Officially known as prisoner 06075-180, Fromme refused a written request from the New York Daily News for an interview.
Dressed completely in red with a red turban covering her red hair, Fromme approached Ford on Sept. 5, 1975, with a .45-caliber handgun as he was walking from his hotel to the state Capitol in Sacramento, Calif. There was no bullet in the chamber when Fromme fired at Ford, and she later claimed she never intended to kill him. Nevertheless, she was convicted in November 1975 of trying to assassinate the president.
Hutchinson said federal law requires a mandatory parole hearing for inmates who have completed two-thirds of a life sentence, considered 30 years. If the parole board concludes Fromme is no longer a danger to society, the government will be required to release her.
"She'll never get out. Never," said Stephen Kay, the Los Angeles deputy district attorney who helped prosecute Manson. Kay attended 60 parole hearings for Manson Family members before he retired earlier this year.
Fromme attacked a fellow inmate with a hammer in 1979 and was moved from Dublin, Calif., to a West Virginia prison. She escaped in 1987, reportedly trying to reach Manson. She was recaptured two days later, on Christmas Day, and transferred soon after to the Federal Correctional Institution in Lexington.
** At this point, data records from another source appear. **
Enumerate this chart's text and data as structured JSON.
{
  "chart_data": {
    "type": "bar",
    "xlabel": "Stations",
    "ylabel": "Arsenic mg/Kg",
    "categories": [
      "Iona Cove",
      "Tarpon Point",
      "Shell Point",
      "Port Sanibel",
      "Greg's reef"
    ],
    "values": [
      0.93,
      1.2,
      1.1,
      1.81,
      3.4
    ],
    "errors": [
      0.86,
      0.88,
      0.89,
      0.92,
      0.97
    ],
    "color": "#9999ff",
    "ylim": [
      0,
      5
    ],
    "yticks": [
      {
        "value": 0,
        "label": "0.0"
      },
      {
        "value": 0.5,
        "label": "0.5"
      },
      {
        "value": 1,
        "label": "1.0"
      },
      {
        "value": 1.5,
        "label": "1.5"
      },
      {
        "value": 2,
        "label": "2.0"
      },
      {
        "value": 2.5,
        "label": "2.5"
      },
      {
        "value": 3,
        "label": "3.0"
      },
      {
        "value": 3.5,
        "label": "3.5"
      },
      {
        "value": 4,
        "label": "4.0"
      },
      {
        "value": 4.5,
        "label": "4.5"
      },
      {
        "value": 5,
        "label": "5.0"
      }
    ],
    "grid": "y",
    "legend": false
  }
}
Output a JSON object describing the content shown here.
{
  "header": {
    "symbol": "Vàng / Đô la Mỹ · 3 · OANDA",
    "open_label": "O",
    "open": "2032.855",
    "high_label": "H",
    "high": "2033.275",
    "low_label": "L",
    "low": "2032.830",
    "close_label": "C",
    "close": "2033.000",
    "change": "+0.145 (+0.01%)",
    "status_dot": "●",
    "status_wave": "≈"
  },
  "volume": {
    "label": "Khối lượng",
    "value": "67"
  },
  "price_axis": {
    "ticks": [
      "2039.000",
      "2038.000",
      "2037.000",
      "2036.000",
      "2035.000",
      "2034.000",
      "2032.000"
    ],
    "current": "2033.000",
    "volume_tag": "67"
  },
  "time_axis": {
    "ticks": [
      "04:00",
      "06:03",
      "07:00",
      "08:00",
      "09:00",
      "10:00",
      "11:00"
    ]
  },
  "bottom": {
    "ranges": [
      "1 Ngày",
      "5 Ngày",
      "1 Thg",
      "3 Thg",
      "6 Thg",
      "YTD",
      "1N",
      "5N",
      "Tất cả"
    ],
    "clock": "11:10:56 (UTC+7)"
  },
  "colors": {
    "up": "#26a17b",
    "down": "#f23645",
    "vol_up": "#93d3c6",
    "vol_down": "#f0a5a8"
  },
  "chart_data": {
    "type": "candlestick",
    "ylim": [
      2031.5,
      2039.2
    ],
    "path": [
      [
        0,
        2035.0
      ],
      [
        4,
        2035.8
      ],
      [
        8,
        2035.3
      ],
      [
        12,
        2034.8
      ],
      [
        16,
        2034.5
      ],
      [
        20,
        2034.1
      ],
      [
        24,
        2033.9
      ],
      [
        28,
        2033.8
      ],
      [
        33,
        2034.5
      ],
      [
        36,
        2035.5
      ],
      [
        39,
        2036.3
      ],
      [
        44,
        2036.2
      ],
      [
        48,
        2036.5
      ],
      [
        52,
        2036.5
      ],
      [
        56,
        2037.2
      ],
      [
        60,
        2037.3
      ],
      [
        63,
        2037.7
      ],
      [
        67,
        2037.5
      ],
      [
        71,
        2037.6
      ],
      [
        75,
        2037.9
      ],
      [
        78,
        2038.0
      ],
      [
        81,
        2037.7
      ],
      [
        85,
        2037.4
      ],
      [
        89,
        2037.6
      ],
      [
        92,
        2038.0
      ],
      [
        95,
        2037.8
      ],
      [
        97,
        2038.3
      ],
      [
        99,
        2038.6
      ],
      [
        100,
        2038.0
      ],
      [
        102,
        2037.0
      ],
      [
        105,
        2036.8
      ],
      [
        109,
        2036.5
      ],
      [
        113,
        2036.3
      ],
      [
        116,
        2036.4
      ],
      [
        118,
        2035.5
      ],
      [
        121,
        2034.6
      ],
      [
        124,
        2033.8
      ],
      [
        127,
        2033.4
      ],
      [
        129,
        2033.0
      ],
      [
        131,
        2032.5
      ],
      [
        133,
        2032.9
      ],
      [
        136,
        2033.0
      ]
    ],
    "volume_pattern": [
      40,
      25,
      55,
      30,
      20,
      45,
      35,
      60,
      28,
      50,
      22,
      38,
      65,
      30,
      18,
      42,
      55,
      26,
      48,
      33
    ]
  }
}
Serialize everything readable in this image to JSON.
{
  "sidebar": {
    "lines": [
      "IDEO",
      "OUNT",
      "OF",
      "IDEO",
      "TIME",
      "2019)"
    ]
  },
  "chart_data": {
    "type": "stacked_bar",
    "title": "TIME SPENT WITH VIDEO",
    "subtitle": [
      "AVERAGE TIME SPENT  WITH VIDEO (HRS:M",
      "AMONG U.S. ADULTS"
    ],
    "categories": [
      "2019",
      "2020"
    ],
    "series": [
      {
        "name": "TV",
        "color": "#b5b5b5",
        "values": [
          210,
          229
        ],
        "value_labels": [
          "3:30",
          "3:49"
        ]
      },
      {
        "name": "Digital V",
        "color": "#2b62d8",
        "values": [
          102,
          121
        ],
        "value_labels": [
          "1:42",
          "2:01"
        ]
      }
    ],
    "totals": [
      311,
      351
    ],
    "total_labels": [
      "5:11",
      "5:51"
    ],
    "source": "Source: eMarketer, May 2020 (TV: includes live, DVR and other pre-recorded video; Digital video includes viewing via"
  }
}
When the high security unit in Kentucky closed in 1988, Fromme was transferred to a new high-security unit of the Marianna Federal Correctional Institution in Florida.
Todd Clear, a professor at John Jay College of Criminal Justice in New York, said that although parole board members might normally look favorably on a middle-aged woman who had served so many years, they probably would not overlook violations in this case.
Seventeen days after Fromme's assassination attempt, Sara Jane Moore also tried to shoot Ford outside a San Francisco hotel.
Moore also is serving a life sentence at a California prison and will be eligible for parole in 2007.